Optimizing Precision Care Delivery with Machine Learning

Optimizing Precision Care Delivery with Machine Learning laptop computer share information with person's brain

Optum, part of UnitedHealth Group, recently invested $16 million in Health at Scale, a California-based startup using machine learning to help risk-bearing entities determine the highest-quality provider and hospital at the lowest cost.

Health at Scale offers a suite of services, including building preferred-provider networks of physicians and facilities optimized for the predicted needs of individual members within large and complex populations.
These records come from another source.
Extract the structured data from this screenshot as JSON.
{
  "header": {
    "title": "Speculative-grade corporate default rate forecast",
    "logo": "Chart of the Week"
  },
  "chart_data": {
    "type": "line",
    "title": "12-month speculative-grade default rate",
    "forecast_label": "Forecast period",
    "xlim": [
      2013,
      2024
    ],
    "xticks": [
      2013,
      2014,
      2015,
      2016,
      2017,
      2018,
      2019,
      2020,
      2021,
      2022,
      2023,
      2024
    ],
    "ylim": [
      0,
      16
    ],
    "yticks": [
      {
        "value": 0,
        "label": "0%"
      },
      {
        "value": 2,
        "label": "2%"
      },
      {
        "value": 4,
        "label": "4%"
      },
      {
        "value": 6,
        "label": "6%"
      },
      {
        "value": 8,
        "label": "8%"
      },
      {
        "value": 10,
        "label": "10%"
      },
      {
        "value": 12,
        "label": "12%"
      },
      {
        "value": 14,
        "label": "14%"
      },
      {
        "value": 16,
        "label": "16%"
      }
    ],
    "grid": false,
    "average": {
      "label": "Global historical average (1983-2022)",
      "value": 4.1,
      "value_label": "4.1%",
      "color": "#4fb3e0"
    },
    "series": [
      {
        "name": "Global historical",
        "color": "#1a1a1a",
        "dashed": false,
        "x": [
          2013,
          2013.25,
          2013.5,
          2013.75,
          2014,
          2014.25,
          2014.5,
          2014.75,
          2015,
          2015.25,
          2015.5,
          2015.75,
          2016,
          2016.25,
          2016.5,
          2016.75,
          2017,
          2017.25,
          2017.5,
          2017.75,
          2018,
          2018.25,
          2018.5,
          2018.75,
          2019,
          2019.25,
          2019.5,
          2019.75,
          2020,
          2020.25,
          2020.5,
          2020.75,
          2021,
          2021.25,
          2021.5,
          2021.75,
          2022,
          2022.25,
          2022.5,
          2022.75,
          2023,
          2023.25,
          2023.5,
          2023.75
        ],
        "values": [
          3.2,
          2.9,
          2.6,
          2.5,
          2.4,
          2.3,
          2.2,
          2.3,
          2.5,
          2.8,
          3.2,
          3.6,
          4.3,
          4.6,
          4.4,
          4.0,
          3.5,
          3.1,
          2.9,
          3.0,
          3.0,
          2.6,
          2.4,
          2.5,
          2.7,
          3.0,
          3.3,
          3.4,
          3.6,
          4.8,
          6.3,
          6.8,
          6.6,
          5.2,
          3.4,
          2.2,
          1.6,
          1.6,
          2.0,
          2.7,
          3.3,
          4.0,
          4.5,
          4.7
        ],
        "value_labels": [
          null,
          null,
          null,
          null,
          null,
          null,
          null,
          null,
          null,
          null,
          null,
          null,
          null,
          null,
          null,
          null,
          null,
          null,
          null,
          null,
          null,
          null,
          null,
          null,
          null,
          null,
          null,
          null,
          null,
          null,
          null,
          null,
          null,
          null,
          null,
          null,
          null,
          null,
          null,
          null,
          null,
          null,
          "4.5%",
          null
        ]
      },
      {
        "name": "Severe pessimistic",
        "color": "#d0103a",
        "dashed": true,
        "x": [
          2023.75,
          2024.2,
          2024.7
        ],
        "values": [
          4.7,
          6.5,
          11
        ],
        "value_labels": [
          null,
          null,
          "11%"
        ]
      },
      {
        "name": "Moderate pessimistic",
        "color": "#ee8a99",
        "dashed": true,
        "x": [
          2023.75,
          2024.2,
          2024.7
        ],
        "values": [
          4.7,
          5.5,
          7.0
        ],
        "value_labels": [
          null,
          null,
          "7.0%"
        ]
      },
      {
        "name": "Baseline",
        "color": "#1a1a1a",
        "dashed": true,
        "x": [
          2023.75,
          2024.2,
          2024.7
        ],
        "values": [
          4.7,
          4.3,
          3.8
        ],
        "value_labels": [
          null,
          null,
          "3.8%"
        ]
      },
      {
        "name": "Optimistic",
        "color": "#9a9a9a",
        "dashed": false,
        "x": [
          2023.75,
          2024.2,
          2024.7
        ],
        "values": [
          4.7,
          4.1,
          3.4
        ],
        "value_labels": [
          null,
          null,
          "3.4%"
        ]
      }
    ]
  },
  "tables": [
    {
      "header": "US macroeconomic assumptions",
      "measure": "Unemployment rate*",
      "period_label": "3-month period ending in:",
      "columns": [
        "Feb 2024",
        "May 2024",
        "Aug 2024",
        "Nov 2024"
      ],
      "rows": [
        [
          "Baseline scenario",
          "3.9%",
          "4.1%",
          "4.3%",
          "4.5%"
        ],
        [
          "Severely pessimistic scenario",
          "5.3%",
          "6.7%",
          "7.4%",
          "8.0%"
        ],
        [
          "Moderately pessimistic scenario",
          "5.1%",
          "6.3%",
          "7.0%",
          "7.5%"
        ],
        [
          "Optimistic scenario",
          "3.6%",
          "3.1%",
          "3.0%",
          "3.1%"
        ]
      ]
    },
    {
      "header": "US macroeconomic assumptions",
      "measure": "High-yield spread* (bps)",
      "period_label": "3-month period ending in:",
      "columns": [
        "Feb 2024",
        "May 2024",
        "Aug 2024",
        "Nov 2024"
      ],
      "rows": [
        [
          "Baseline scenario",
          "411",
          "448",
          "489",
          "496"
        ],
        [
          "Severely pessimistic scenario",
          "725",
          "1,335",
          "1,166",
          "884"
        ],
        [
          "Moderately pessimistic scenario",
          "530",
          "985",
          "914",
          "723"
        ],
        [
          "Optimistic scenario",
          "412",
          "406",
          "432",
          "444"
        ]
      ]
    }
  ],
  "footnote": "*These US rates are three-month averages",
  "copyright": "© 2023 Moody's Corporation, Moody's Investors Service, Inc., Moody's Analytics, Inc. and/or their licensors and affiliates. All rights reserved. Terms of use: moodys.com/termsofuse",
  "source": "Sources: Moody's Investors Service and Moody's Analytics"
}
It also designs broad and narrow networks for populations and member groups. The company serves payers, health systems and self-insured employers.

As providers take on more downside risk in value-based care arrangements, being able to accurately predict the needs of individual members in populations takes on added importance. Likewise, being able to demonstrate top-tier performance on quality and cost for patients at risk of advanced care needs will be key considerations as payers continue to build out their networks and program offerings.

Zeeshan Syed, Health at Scale’s CEO, recently told TechCrunch that his firm matches patients to the right treatments by the right providers at the right time.

While not disclosing its data sources or which health systems and payers it’s working with, Health at Scale says it has patient-specific and condition-specific data and information on physicians who treat these conditions. The company believes that by looking at an individual’s treatment needs and medical history, it can match that person to the best doctor and hospital for the service. Health at Scale says its service will benefit patients, payers and providers because the information will lead to fewer postoperative complications and trips to an emergency department or skilled nursing facility.

For all the attention that machine learning and artificial intelligence generate in health care, predictive-analysis tools are also starting to raise important questions about how some of this information might be used. Writing recently in Forbes, Jayshree Pandya, CEO of Risk Group, a strategic, security-risk research and reporting organization, wonders whether insurers might deny consumers coverage based on what models predict.